Hungarian swimmer (born 2001)

Ajna Evelin Késely (born 10 September 2001) is a Hungarian competitive swimmer who specialises in freestyle.

==Career==
In 2014, she competed in all three individual backstroke events at the short course world championships in Doha, Qatar.

At the 2016 European Aquatics Championships in London, she finished 6th in the 200 metre freestyle. She won a gold medal in the 4 × 200 m freestyle relay for swimming in the heats.

At the 2016 European Junior Championships in Hódmezővásárhely, Hungary, she won three individual gold medals, in the 200, 400, and 800 metrefreestyle events. She broke two championships records and also won two medals in relay events.
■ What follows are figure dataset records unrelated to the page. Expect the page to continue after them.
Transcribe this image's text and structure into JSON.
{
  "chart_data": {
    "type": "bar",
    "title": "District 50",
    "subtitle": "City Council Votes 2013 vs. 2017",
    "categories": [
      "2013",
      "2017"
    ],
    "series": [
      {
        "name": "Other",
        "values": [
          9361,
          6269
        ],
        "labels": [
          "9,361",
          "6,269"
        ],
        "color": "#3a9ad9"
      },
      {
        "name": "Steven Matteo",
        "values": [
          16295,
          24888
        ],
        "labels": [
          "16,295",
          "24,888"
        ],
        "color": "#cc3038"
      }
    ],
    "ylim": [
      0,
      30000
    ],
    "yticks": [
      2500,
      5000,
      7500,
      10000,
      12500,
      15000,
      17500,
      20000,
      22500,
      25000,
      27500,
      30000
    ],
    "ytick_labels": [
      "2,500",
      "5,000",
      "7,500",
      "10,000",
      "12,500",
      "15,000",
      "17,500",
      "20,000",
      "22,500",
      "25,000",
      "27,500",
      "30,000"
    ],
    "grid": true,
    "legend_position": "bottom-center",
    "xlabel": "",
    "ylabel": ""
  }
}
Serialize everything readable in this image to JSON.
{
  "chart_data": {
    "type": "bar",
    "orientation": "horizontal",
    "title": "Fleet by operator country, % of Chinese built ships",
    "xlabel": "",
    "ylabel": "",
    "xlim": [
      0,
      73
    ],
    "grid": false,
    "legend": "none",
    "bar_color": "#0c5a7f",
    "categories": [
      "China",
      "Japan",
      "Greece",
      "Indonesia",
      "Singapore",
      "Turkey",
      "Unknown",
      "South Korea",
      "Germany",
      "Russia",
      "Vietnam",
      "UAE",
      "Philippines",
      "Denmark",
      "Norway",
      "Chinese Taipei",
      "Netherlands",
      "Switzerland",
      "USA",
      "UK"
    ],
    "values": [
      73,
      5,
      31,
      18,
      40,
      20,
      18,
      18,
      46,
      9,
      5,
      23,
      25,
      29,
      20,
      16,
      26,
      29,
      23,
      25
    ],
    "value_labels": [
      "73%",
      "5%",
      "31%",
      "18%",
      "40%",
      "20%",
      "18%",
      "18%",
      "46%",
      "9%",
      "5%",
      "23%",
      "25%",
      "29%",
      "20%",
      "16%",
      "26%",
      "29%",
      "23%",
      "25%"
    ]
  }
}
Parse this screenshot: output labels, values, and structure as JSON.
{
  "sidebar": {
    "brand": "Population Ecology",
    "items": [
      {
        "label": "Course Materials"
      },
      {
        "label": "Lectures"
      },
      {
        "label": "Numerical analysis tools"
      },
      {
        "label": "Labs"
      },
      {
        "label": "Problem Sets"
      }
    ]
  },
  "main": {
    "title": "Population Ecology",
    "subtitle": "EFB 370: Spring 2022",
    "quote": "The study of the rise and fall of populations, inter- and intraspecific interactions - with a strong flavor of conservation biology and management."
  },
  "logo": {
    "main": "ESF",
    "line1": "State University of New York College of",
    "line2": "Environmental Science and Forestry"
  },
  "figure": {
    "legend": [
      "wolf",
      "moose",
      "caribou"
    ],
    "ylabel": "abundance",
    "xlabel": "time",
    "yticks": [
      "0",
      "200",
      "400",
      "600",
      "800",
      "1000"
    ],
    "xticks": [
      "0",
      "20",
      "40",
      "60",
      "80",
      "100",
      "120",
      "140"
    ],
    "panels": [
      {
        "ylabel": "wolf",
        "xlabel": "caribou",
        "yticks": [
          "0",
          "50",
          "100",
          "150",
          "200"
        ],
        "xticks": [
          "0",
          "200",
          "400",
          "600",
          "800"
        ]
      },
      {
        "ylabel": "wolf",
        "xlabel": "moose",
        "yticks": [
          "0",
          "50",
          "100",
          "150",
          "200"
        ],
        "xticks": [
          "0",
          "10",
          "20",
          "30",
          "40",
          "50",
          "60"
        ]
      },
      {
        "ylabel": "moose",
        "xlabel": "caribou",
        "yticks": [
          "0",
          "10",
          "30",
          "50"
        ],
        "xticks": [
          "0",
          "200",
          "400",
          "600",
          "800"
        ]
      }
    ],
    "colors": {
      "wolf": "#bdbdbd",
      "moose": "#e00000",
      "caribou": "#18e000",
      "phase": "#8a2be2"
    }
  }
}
At the 2017 European Junior Championships in Netanya, Israel, she won six gold medals, including four in individual freestyle events.

She qualified for the 2016 Summer Olympics in Rio de Janeiro in the 200 and 400 meter freestyle. She finished 25th and 21st, respectively. With the 4*200m freestyle relay she finished 6th in Rio.

She qualified for the 2020 Summer Olympics in Tokyo in the 400, 800, and 1500 metre freestyle. She finished 10th in the 400 metre freestyle heats and 9th in the 1500 metre freestyle heats.

A quote mentioned by Ajna, by PT Barnum says, "Shoot for the moon! Even if you miss, you will land amongst the stars." And will continue to compete internationally.

=== International Swimming League ===
In 2019 Késely was member of the 2019 International Swimming League representing Team Iron. She won the 400 freestyle in Budapest and got second in the same event in Lewisville.

In 2020 Késely was member of the US-based ISL team New York Breakers.